24時間の独占欲~次期社長が離してくれません~
「はじめまして。立花と申します」
「伊鈴、こんなに素敵な人、本当に友達なの?」
おそらく、自分と拓也の過去を聞かされていないのだろう。だから、由紀もこんなことを聞くのだ。
伊鈴はあらゆる答えを頭に並べ、最良の選択を探す。
「本当、おふたりお似合いですよ」
すると、間に入った拓也があり得ないことを口にしたので、伊鈴の悲憤の涙を生み出そうとする。
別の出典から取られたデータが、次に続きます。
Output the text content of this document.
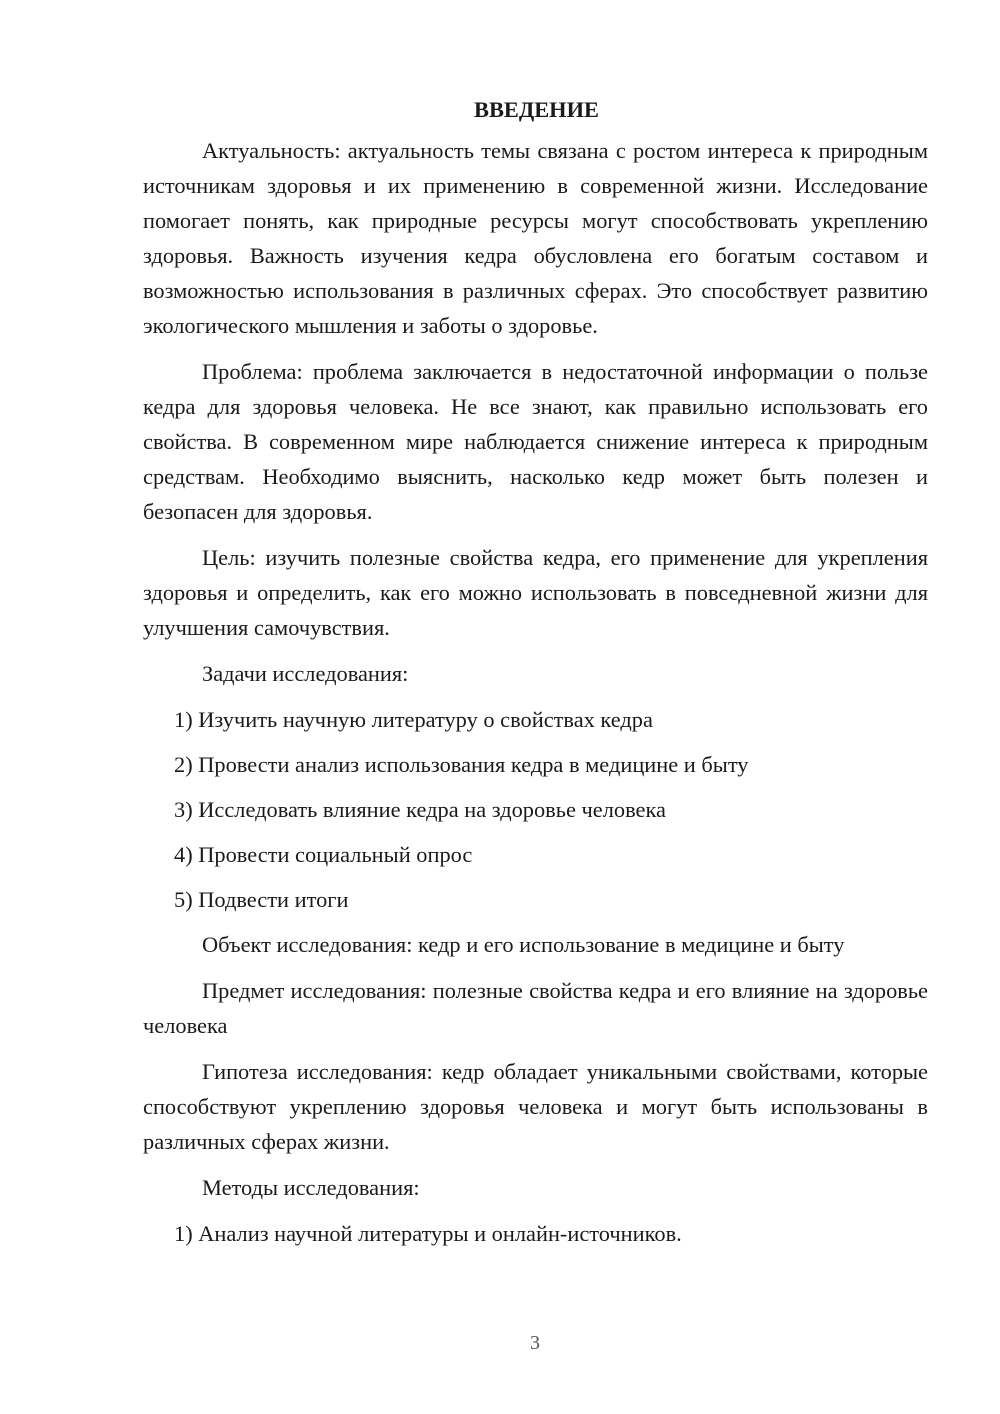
ВВЕДЕНИЕ

Актуальность: актуальность темы связана с ростом интереса к природным источникам здоровья и их применению в современной жизни. Исследование помогает понять, как природные ресурсы могут способствовать укреплению здоровья. Важность изучения кедра обусловлена его богатым составом и возможностью использования в различных сферах. Это способствует развитию экологического мышления и заботы о здоровье.

Проблема: проблема заключается в недостаточной информации о пользе кедра для здоровья человека. Не все знают, как правильно использовать его свойства. В современном мире наблюдается снижение интереса к природным средствам. Необходимо выяснить, насколько кедр может быть полезен и безопасен для здоровья.

Цель: изучить полезные свойства кедра, его применение для укрепления здоровья и определить, как его можно использовать в повседневной жизни для улучшения самочувствия.

Задачи исследования:

1) Изучить научную литературу о свойствах кедра
2) Провести анализ использования кедра в медицине и быту
3) Исследовать влияние кедра на здоровье человека
4) Провести социальный опрос
5) Подвести итоги

Объект исследования: кедр и его использование в медицине и быту

Предмет исследования: полезные свойства кедра и его влияние на здоровье человека

Гипотеза исследования: кедр обладает уникальными свойствами, которые способствуют укреплению здоровья человека и могут быть использованы в различных сферах жизни.

Методы исследования:

1) Анализ научной литературы и онлайн-источников.
3
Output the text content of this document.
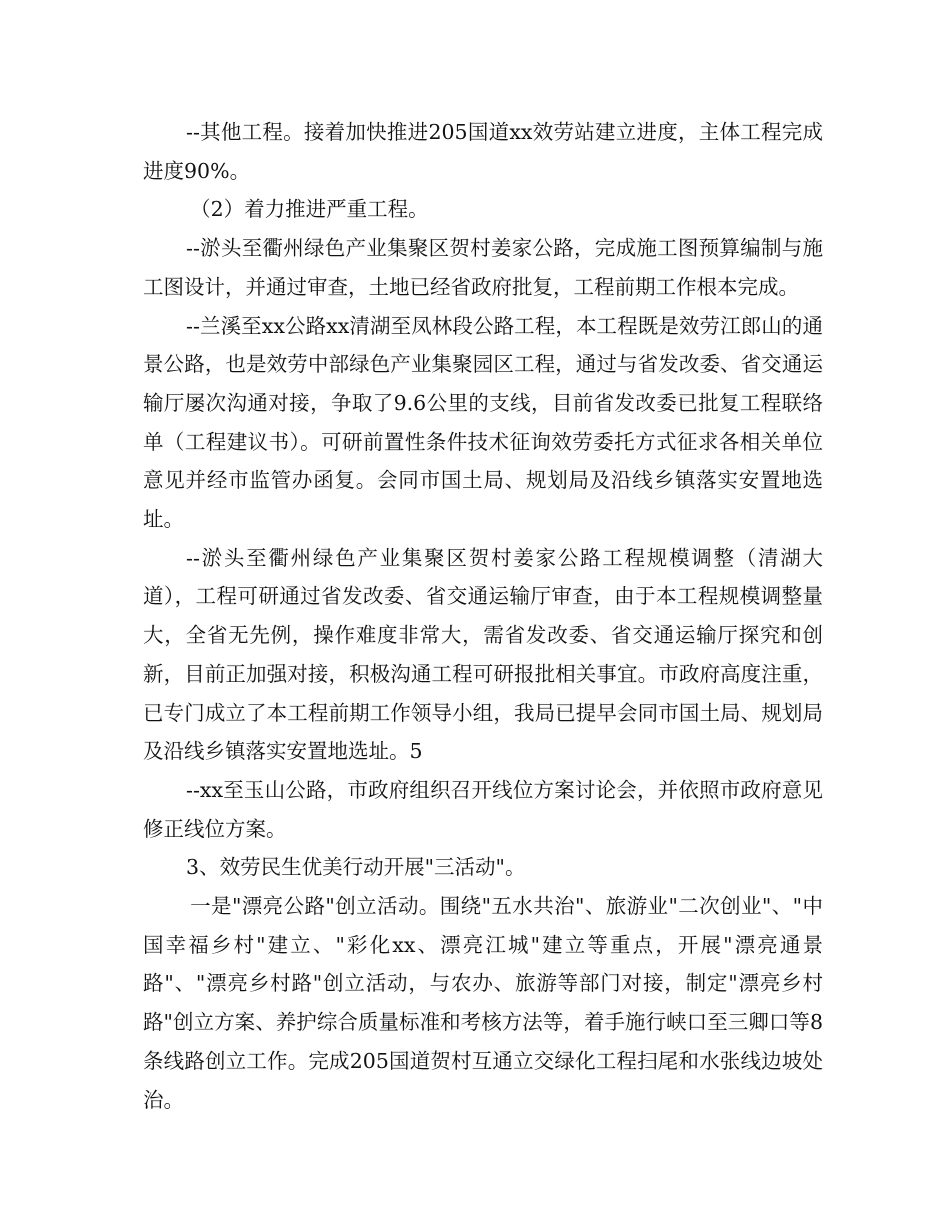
--其他工程。接着加快推进205国道xx效劳站建立进度，主体工程完成进度90%。

（2）着力推进严重工程。

--淤头至衢州绿色产业集聚区贺村姜家公路，完成施工图预算编制与施工图设计，并通过审查，土地已经省政府批复，工程前期工作根本完成。

--兰溪至xx公路xx清湖至凤林段公路工程，本工程既是效劳江郎山的通景公路，也是效劳中部绿色产业集聚园区工程，通过与省发改委、省交通运输厅屡次沟通对接，争取了9.6公里的支线，目前省发改委已批复工程联络单（工程建议书）。可研前置性条件技术征询效劳委托方式征求各相关单位意见并经市监管办函复。会同市国土局、规划局及沿线乡镇落实安置地选址。

--淤头至衢州绿色产业集聚区贺村姜家公路工程规模调整（清湖大道），工程可研通过省发改委、省交通运输厅审查，由于本工程规模调整量大，全省无先例，操作难度非常大，需省发改委、省交通运输厅探究和创新，目前正加强对接，积极沟通工程可研报批相关事宜。市政府高度注重，已专门成立了本工程前期工作领导小组，我局已提早会同市国土局、规划局及沿线乡镇落实安置地选址。5

--xx至玉山公路，市政府组织召开线位方案讨论会，并依照市政府意见修正线位方案。

3、效劳民生优美行动开展"三活动"。

一是"漂亮公路"创立活动。围绕"五水共治"、旅游业"二次创业"、"中国幸福乡村"建立、"彩化xx、漂亮江城"建立等重点，开展"漂亮通景路"、"漂亮乡村路"创立活动，与农办、旅游等部门对接，制定"漂亮乡村路"创立方案、养护综合质量标准和考核方法等，着手施行峡口至三卿口等8条线路创立工作。完成205国道贺村互通立交绿化工程扫尾和水张线边坡处治。
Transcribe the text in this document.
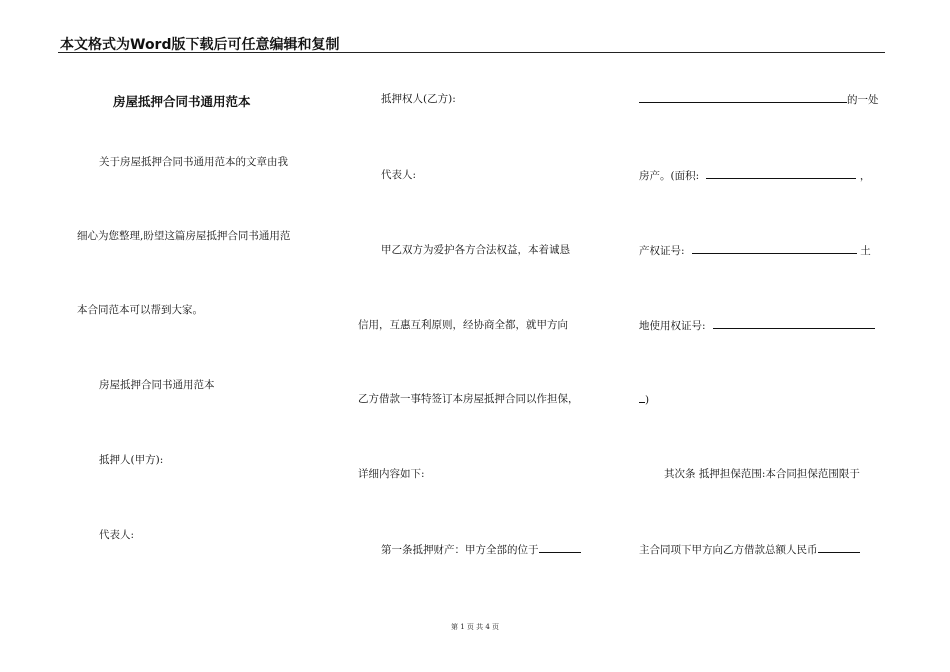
本文格式为Word版下载后可任意编辑和复制
房屋抵押合同书通用范本
关于房屋抵押合同书通用范本的文章由我
细心为您整理,盼望这篇房屋抵押合同书通用范
本合同范本可以帮到大家。
房屋抵押合同书通用范本
抵押人(甲方):
代表人:
抵押权人(乙方):
代表人:
甲乙双方为爱护各方合法权益，本着诚恳
信用，互惠互利原则，经协商全都，就甲方向
乙方借款一事特签订本房屋抵押合同以作担保，
详细内容如下:
第一条抵押财产：甲方全部的位于
的一处
房产。(面积:	，
产权证号:	土
地使用权证号:
)
其次条 抵押担保范围:本合同担保范围限于
主合同项下甲方向乙方借款总额人民币
第 1 页 共 4 页
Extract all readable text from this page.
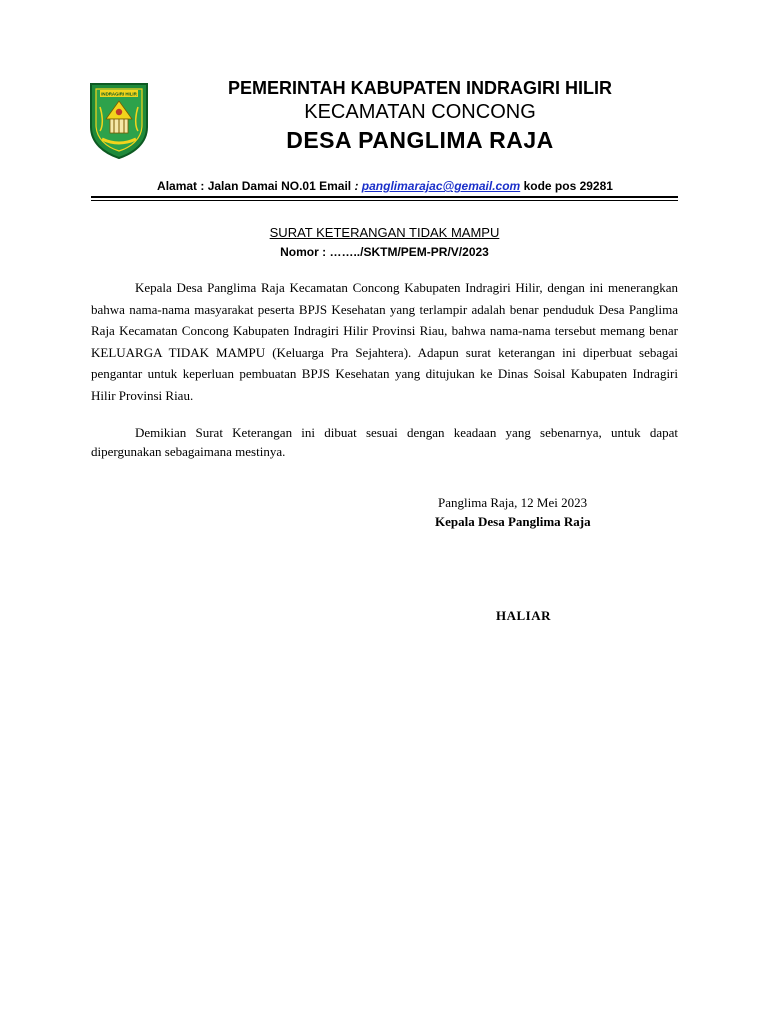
INDRAGIRI HILIR	PEMERINTAH KABUPATEN INDRAGIRI HILIR
KECAMATAN CONCONG
DESA PANGLIMA RAJA
Alamat : Jalan Damai NO.01 Email : panglimarajac@gemail.com kode pos 29281
SURAT KETERANGAN TIDAK MAMPU
Nomor : ……../SKTM/PEM-PR/V/2023

Kepala Desa Panglima Raja Kecamatan Concong Kabupaten Indragiri Hilir, dengan ini menerangkan bahwa nama-nama masyarakat peserta BPJS Kesehatan yang terlampir adalah benar penduduk Desa Panglima Raja Kecamatan Concong Kabupaten Indragiri Hilir Provinsi Riau, bahwa nama-nama tersebut memang benar KELUARGA TIDAK MAMPU (Keluarga Pra Sejahtera). Adapun surat keterangan ini diperbuat sebagai pengantar untuk keperluan pembuatan BPJS Kesehatan yang ditujukan ke Dinas Soisal Kabupaten Indragiri Hilir Provinsi Riau.

Demikian Surat Keterangan ini dibuat sesuai dengan keadaan yang sebenarnya, untuk dapat dipergunakan sebagaimana mestinya.

Panglima Raja, 12 Mei 2023
Kepala Desa Panglima Raja
HALIAR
(なにがお似合いよ。昨日まで私を隣に置いてたくせに! どうしてそんなことが言えるわけ!?)
だけど、伊鈴はグッとこらえて、できるだけ明るく振る舞おうと努めた。
「立花さんのおかげでいい誕生日になりそうです。……由紀も、素敵な1日を」
バッグを持つ伊鈴の華奢な手が、力いっぱい握られている。
(もしかして、この男が元彼? 隣が、友達の女か?)
察した立花は、さりげなく割って入った。
「すみません、せっかくの時間にお邪魔してしまって申し訳ないので、僕たちはこの辺で失礼します」
立花は、力強く伊鈴の手を引いて眼鏡店を出た。